Os antigos frequentadores já não se arriscam. O cenário que encontram é de ruas tomadas por moradores de rua e usuários de drogas, calçadas improvisadas como dormitórios e praças transformadas em pontos de degradação. A principal delas, ao lado da histórica Morada dos Baís, é o retrato fiel desse abandono: pichada, destruída, sem iluminação adequada e usada como abrigo improvisado para quem a cidade resolveu simplesmente esquecer.
A degradação não se limita à estética ou à higiene, ela é um convite à criminalidade e um recado claro de que, ali, o poder público não está presente de verdade. E se não está, é por escolha. A prefeita Adriane Lopes teve a oportunidade perfeita para agir e instalar a base da Guarda Civil Metropolitana ao lado da praça, ocupando e protegendo o espaço, devolvendo segurança e dignidade ao local.

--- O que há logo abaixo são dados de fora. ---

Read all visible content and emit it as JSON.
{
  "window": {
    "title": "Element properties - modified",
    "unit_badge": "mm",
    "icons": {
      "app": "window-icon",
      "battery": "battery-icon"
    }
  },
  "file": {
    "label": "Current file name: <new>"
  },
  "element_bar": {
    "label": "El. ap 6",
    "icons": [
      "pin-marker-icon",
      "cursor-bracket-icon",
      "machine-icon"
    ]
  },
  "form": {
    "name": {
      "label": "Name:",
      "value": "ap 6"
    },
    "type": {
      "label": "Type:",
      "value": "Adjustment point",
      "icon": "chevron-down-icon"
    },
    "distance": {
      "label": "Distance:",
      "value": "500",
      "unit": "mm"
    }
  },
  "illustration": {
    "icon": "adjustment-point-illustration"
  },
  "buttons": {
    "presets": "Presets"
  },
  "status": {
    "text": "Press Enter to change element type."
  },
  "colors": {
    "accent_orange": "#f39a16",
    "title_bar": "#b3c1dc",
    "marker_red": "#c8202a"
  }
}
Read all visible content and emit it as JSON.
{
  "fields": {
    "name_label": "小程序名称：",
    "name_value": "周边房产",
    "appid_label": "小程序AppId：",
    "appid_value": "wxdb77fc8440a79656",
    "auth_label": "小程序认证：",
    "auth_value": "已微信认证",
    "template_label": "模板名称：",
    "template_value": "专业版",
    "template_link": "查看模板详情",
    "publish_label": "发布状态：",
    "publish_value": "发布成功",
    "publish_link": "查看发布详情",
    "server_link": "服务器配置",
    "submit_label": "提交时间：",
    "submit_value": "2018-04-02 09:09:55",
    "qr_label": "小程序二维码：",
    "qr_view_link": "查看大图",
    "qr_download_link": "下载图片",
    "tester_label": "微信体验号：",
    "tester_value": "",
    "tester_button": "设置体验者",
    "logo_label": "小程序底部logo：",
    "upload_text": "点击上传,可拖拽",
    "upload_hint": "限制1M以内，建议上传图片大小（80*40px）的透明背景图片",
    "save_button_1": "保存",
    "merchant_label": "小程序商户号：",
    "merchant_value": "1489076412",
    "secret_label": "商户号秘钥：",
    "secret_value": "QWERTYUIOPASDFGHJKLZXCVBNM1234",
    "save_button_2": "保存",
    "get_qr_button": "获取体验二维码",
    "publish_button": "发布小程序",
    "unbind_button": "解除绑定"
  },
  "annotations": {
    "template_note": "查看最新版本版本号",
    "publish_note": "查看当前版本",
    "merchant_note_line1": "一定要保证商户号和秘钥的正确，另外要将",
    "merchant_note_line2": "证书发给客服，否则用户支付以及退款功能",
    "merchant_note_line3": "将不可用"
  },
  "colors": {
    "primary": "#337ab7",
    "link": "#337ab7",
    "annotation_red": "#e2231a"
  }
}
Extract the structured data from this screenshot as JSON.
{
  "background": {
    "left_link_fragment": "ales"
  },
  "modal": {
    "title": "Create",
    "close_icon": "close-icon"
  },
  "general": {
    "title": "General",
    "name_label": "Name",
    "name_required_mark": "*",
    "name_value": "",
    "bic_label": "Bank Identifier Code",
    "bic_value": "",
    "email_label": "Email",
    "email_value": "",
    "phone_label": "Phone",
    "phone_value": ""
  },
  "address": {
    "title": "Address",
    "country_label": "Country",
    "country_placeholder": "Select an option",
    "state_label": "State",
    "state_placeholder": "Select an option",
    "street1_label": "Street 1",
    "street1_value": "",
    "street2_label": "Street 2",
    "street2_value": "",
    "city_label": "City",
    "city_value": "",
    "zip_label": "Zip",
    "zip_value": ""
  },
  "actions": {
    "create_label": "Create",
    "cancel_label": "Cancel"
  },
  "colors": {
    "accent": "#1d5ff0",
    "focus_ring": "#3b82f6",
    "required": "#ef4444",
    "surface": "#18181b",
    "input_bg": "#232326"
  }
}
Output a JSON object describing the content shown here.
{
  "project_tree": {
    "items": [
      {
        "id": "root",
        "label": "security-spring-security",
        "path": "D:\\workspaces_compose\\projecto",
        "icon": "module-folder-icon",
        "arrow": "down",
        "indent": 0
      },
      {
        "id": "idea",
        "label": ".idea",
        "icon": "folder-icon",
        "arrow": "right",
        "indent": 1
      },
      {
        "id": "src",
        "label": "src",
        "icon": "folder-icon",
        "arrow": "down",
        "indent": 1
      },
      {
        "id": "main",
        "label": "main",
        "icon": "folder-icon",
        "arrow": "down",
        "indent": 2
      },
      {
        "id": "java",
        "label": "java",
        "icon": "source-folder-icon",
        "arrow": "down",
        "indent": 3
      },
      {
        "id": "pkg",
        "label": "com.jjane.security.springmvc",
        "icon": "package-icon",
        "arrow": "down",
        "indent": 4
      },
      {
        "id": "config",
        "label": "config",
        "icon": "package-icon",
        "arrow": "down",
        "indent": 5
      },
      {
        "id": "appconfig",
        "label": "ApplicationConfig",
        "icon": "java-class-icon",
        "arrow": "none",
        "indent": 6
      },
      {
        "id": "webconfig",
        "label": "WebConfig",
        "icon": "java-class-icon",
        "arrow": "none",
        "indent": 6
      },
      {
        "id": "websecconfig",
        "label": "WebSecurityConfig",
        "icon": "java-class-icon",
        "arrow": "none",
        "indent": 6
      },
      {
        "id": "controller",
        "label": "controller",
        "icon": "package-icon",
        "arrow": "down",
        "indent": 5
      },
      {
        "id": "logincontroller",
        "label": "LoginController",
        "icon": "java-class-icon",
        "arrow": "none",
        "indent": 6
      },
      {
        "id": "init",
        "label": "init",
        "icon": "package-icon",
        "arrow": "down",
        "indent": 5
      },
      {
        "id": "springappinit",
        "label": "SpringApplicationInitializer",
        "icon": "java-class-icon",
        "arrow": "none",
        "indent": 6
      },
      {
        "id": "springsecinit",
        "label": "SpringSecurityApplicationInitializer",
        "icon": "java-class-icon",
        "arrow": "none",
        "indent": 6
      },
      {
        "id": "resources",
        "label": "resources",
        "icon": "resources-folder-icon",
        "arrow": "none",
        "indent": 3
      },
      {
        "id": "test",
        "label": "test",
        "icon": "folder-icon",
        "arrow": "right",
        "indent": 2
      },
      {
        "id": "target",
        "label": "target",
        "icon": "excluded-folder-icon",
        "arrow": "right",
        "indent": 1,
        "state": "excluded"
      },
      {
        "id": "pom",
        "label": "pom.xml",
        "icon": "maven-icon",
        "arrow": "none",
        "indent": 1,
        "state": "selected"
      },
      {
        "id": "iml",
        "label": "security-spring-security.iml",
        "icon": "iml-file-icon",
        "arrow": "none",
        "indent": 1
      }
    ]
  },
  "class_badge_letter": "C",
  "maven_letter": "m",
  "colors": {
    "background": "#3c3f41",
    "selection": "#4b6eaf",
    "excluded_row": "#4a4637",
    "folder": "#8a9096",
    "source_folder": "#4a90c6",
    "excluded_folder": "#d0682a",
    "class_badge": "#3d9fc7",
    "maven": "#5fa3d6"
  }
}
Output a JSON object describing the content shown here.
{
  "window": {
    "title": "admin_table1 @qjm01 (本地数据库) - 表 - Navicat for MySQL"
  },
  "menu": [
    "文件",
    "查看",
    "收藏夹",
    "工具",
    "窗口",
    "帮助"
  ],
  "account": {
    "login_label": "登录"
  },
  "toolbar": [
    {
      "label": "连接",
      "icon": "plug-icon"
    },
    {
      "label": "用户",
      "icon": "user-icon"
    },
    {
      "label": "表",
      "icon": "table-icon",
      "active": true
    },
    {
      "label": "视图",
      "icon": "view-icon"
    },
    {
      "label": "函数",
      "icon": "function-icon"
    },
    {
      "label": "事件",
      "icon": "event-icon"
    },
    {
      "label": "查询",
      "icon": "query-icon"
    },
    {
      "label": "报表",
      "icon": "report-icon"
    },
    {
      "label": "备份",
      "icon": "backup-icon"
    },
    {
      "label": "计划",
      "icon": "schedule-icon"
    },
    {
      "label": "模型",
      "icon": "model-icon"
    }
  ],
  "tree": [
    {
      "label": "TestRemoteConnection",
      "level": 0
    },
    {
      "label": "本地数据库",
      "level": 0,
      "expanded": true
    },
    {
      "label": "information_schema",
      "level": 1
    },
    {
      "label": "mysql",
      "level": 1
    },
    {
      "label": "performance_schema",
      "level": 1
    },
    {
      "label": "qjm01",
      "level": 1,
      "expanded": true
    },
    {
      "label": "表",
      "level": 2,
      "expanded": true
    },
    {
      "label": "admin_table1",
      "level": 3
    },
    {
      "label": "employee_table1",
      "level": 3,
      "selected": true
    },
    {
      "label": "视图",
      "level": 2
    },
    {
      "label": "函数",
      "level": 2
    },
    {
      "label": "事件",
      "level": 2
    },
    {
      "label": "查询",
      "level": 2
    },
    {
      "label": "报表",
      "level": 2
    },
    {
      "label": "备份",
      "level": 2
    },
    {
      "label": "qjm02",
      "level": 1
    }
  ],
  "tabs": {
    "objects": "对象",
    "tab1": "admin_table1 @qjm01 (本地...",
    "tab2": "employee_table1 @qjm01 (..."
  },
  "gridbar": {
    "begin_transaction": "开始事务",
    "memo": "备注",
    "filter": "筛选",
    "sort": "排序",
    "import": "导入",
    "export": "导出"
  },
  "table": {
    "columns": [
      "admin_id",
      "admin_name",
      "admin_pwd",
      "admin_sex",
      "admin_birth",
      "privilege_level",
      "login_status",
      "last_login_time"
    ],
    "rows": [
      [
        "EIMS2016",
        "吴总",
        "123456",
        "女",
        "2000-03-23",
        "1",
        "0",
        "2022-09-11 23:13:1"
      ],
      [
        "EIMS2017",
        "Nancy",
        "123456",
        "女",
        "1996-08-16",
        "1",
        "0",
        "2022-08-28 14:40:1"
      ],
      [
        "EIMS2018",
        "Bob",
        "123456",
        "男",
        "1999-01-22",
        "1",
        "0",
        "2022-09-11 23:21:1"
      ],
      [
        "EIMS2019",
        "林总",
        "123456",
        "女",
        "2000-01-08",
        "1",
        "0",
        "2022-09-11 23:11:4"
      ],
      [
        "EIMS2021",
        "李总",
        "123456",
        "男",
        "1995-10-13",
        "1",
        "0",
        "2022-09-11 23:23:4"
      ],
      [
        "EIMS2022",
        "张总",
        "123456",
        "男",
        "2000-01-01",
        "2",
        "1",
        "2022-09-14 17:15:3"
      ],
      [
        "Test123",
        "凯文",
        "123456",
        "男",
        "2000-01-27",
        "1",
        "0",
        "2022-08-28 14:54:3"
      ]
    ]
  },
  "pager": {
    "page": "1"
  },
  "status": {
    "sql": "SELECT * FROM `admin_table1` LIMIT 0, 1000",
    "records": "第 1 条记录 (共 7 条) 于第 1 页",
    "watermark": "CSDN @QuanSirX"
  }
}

Mas não. Em vez de resolver o problema, preferiu seguir o roteiro de seu time de marketing. A base móvel foi instalada não onde se faz necessária, mas em frente à Morada dos Baís, na Avenida Afonso Pena, ponto estratégico para fotos e vídeos que passam a falsa impressão de ação e eficiência.
O resultado é um engodo visual. Quem passa de carro vê a viatura estacionada, os agentes uniformizados e imagina que o centro está sob controle. Mal sabe que, a poucos metros dali, a realidade é outra — dura, feia e ignorada.
Enquanto isso, comerciantes do entorno acumulam prejuízos, desestimulados pela queda no movimento. Consumidores preferem migrar para shoppings e centros comerciais mais afastados, onde a segurança e a limpeza não são apenas peças de propaganda.
Moradores e trabalhadores da região denunciam o que qualquer um que ande por lá já sabe: falta de policiamento efetivo, ausência de políticas sociais para reinserção de moradores de rua e descaso com a manutenção dos espaços públicos.
O abandono da praça e a ocupação irregular de suas áreas são sintomas de uma doença mais grave, quepe a falta de gestão estratégica. Ao priorizar a vitrine em vez do serviço efetivo, a prefeitura escolhe viver de imagem, e não de resultado.
Campo Grande não precisa de encenações para turistas e eleitores distraídos, precisa de ações concretas que devolvam vida e segurança ao centro. E isso começa com presença real, planejamento e coragem política para enfrentar problemas que não cabem em campanhas publicitárias.
Por enquanto, o centro continua entregue à própria sorte. E a população, cada vez mais distante, observa de longe o espetáculo de marketing que substituiu o governo de verdade.